Traditionally produced silk in Turkey’s northwestern Bursa province has been certified with a geographical indication, bringing the number of such products in the former Ottoman capital to 11.

“Bursa silk has been the 11th product of our Bursa [province] that was granted a geographical indication along with Gedelek pickles, Karacabey onion and İnegöl meatball,” said Bursa Mayor Alinur Aktaş on Dec. 10, celebrating the completion of a geographical indication registration process in a ceremony in his office.

“From now on, our municipality will continue its work to sustain silk farming in Bursa, and we recommend every part in this business and our trader friends to protect this valuable product,” he added.

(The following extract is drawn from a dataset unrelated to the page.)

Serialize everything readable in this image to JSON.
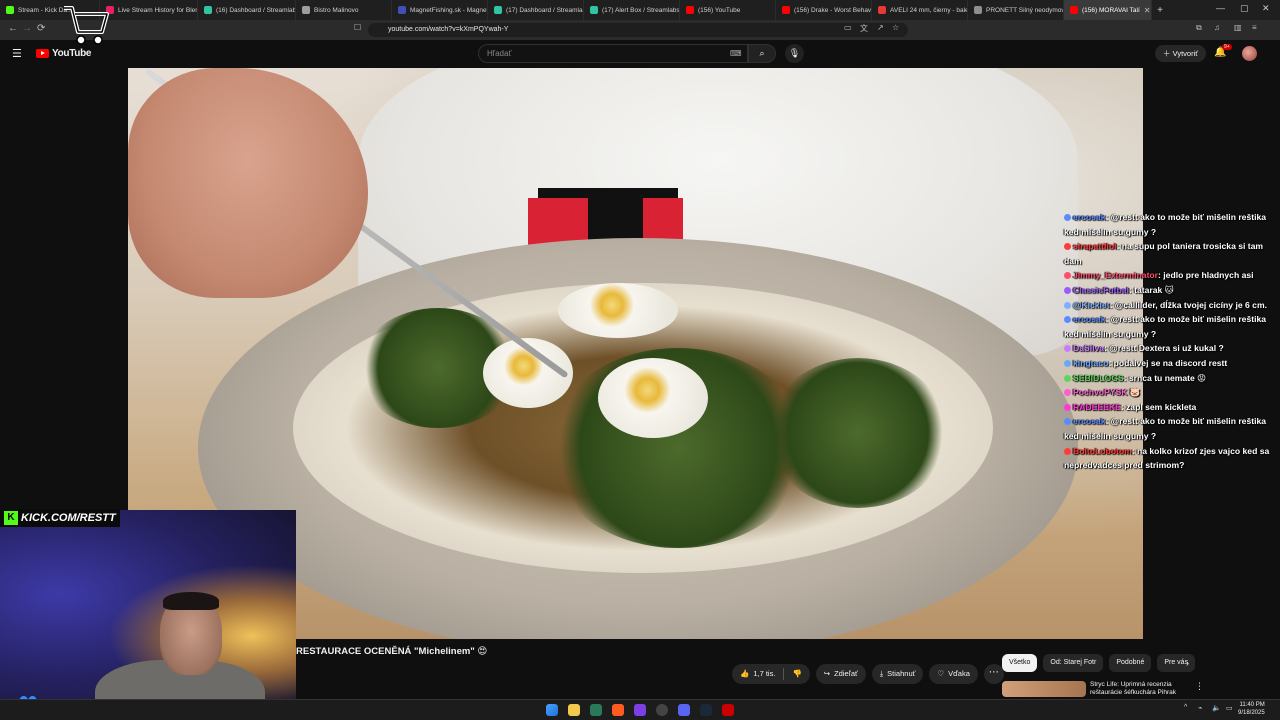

“Bursa silk will turn to an economically valuable product for Bursa with this registration,” said Aktaş, vowing to promote the traditional product to world markets.

Bursa, which was the first capital city of the Ottomans from 1326 to 1363, has been an economic hub in the country through history. That explains the wide range of its unique products such as İznik (Nicaea) tiles, Gemlik olives and black figs.

Rugs and carpets made of silk in Bursa were among the top strategic export goods of the Ottoman empire until two centuries ago. They were used in the residences of the Ottoman sultans and sent to many palaces of foreign nations as gifts and goods.

In 2013, Bursa Municipality kicked off the “Bursa Silk Revival Project” in a bid to return the product to its glory days by reopening the historical Muradiye Silk Factory, which had been founded in 1790.

Weaving workshops were established at 16 places where mulberry trees were grown, including Orhaneli, Harmancık, Keles and Büyükorhan districts. Mulberry leaves then were used for silkworm breeding with the traditional methods. Bursa silk, which had not been produced in Bursa for many years, began to turn into precious carpets in the skilled hands of peasant women who received weaving training.

In 2015, Bursa Municipality applied to the Turkish Patent and Trademark Office for protection of Bursa silk with a geographical indication. The registration process took until March 29, and after a period of eight months without any application of dispute the registration certificate was handed to the municipality.